La planta se utiliza localmente en la medicina tradicional y se ha promovido como tratamiento alternativo del cáncer, pero no hay estudios clínicos en humanos. El gobierno hondureño ha informado que su cultivo ha crecido de forma considerable estos últimos años.

En condiciones favorables, el árbol de mangostán, de crecimiento lento, puede alcanzar una altura de 9,5 metros. Tiene hojas gruesas, verde oscuro y brillantes, de 15-25 cm (6-10 pulgadas) de longitud, que nacen en pares opuestos a lo largo del tallo, y grandes flores de color rosa. Los frutos son del tamaño de una naranja pequeña, redondos o aplanados en los extremos.

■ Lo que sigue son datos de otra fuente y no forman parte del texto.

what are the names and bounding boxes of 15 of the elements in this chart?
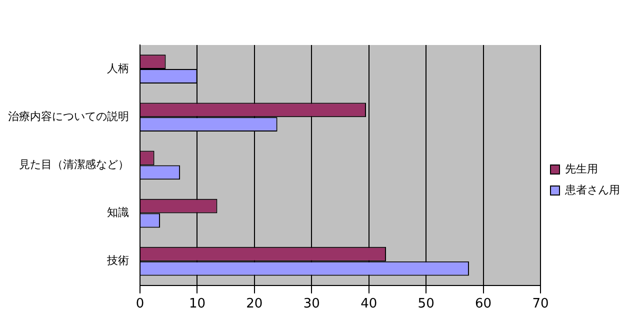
x-tick-label: 30 bbox=[303, 296, 320, 312]
legend-label: 患者さん用 bbox=[564, 183, 620, 196]
x-tick-label: 60 bbox=[475, 296, 492, 312]
y-tick-label: 人柄 bbox=[107, 62, 129, 75]
x-tick-label: 20 bbox=[246, 296, 263, 312]
x-tick-label: 0 bbox=[136, 296, 144, 312]
legend-label: 先生用 bbox=[565, 162, 598, 176]
y-tick-label: 見た目（清潔感など） bbox=[19, 158, 129, 172]
y-tick-label: 治療内容についての説明 bbox=[8, 110, 129, 123]
x-tick-label: 10 bbox=[188, 296, 206, 312]
y-tick-label: 知識 bbox=[107, 206, 129, 220]
x-tick-label: 70 bbox=[532, 296, 549, 312]
y-tick-label: 技術 bbox=[106, 254, 129, 268]
x-tick-label: 40 bbox=[360, 296, 378, 312]
x-tick-label: 50 bbox=[418, 296, 434, 312]
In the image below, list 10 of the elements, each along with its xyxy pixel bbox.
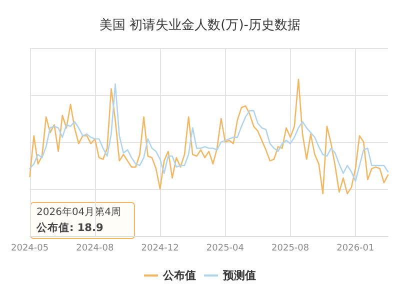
x-tick-label: 2025-04 <box>206 244 244 254</box>
x-tick-label: 2025-08 <box>272 244 310 254</box>
legend-label: 预测值 <box>222 269 256 282</box>
legend-label: 公布值 <box>162 269 196 282</box>
x-tick-label: 2024-08 <box>76 244 114 254</box>
x-tick-label: 2024-05 <box>10 244 49 254</box>
x-tick-label: 2024-12 <box>141 244 179 254</box>
chart-title: 美国 初请失业金人数(万)-历史数据 <box>100 17 300 33</box>
x-tick-label: 2026-01 <box>336 244 374 254</box>
annotation: 公布值: 18.9 <box>36 221 104 234</box>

Los mangostanes tienen una corteza gruesa, dura y de color rojo intenso que rodea la pulpa blanca como la nieve, que está en segmentos parecidos a los de una mandarina. Las plántulas tardan de 8 a 15 años en dar fruto. Se ha informado de que los árboles individuales dan más de 1.000 frutos en una temporada, pero las plantas suelen producir buenas cosechas sólo en años alternos.

El mangostán se cultiva desde la antigüedad en Java, Sumatra, Indochina y el sur de Filipinas. Es un árbol de jardín común en Indonesia. El mangostán fructificó en invernaderos ingleses en 1855, y posteriormente su cultivo se introdujo en el hemisferio occidental, donde se estableció en varias de las islas de las Indias Occidentales, especialmente en Jamaica. Posteriormente se estableció en tierra firme en Guatemala, Honduras, Panamá y Ecuador. También se puede cultivar en el sur de Florida.

En general, el mangostán no prospera fuera de los trópicos y suele encontrarse fresco sólo en los mercados locales. La importación de la fruta fue ilegal en Estados Unidos hasta 2007 por temor a la introducción de la mosca asiática de la fruta; los mangostanes importados deben ser irradiados primero para eliminar la plaga.